Das erinnert mich an die wuchernde Katzenminze im Garten. Aus ihr kann ein bislang eher unbekanntes ätherisches Öl destilliert werden. Es kann je nach Chemotyp fast zitronig duften oder etwas dumpf-muffig. Der Name Nepeta cataria weist bereits darauf hin, dass es sich nicht um eine Minze handelt, sie sind jedoch miteinander verwandt. Die hohe Staude sieht man auch oft zur Bodenbegrünung (obwohl die eher graue Blättchen hat) von öffentlichen Grünflächen. Gartenbesitzer schätzen ihre attraktiven blau-lila Lippenblütchen, die aus der Ferne an Lavendel erinnern. Allerdings finden sie das Gewächs oft plattgedrückt und ramponiert und wer aufmerksam ist, weiß dass die eigene oder Nachbars Katze sich immer wieder darin wälzen. Das ätherische Öl wirkt regelrecht halluzinogen auf die schnurrrenden Vierbeiner (nicht jedoch auf Zweibeiner). Dr. Wabner hat mir amüsiert erzählt, wie er mit der Erlaubnis eines Tierpflegers ein Taschentuch mit etwas von diesem Öl in einen Löwenkäfig werfen durfte und die Raubkatze in Wonnen durchgedreht ist!

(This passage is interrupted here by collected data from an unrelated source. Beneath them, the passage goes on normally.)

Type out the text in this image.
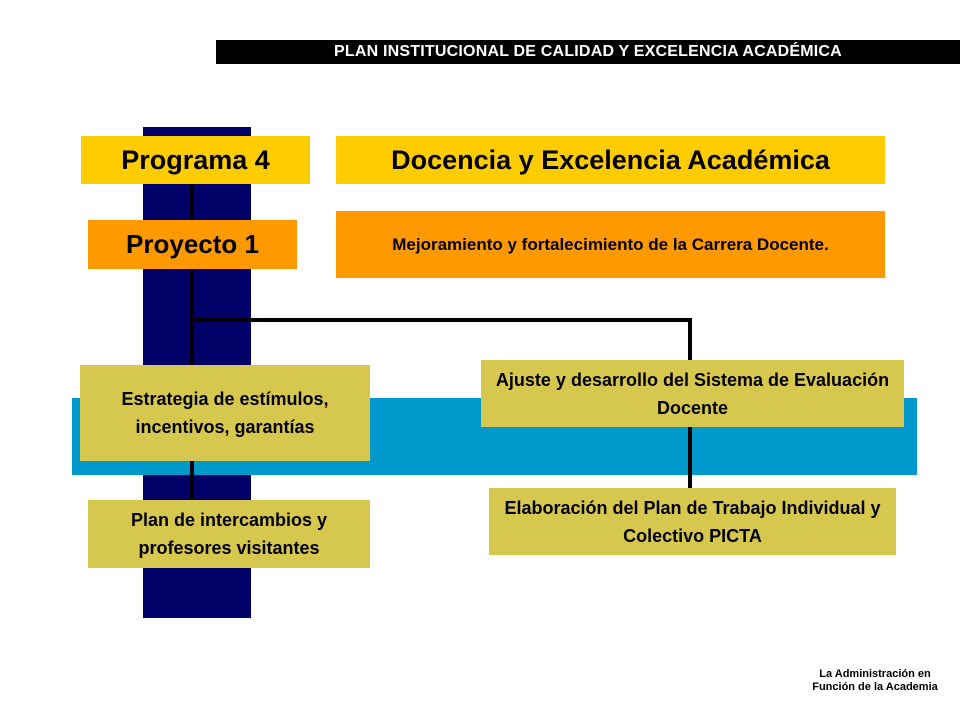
PLAN INSTITUCIONAL DE CALIDAD Y EXCELENCIA ACADÉMICA
Programa 4	Docencia y Excelencia Académica
Proyecto 1	Mejoramiento y fortalecimiento de la Carrera Docente.
Estrategia de estímulos, incentivos, garantías
Plan de intercambios y profesores visitantes
Ajuste y desarrollo del Sistema de Evaluación Docente
Elaboración del Plan de Trabajo Individual y Colectivo PICTA
La Administración en Función de la Academia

Eliane ZimmermannAn der Technischen Universität Dortmund wurde vom Team von Prof. Dr. Mathias Christmann entdeckt, dass ein Stoff im ätherischen Öl der Katzenminze namens Nepetalacton einem in der afrikanischen Pflanze Phyllanthus engleri entdeckten Stoff (Englerin A) sehr ähnlich ist. Es ist als hochwirksames Molekül identifiziert worden, welches etliche Zelllinien von Nierentumoren angreifen kann, ohne gesunden Zellen zu schaden. Dieses Jahr wurde veröffentlicht, dass man entschlüsseln konnte, wie dieser Mechanismus funktioniert. Ob man diese Erkenntnisse aus dem Labor in brauchbare Medikamente umsetzen kann, wird sich erst zeigen. Zu einer neuen Pressemeldung der Max-Planck-Gesellschaft geht es hier.

Ein zweites wichtiges Einsatzgebiet dieses krautig-herb-minimal-minzig und etwas muffig riechenden Öles sind Antimückenmischungen, es hat laut Prof. Wabner eine hervorragende Abwehr-Wirkung. Wegen der enthaltenen Lactone, die sehr empfindliche Haut reizen können,  und weil es selten und teuer ist (ich hatte es früher von Primavera, ich weiß nicht, wo man es heutzutage erhält), sollte man es nur mit geringem Anteil in seine sommerlichen Mosquito-Mischungen geben.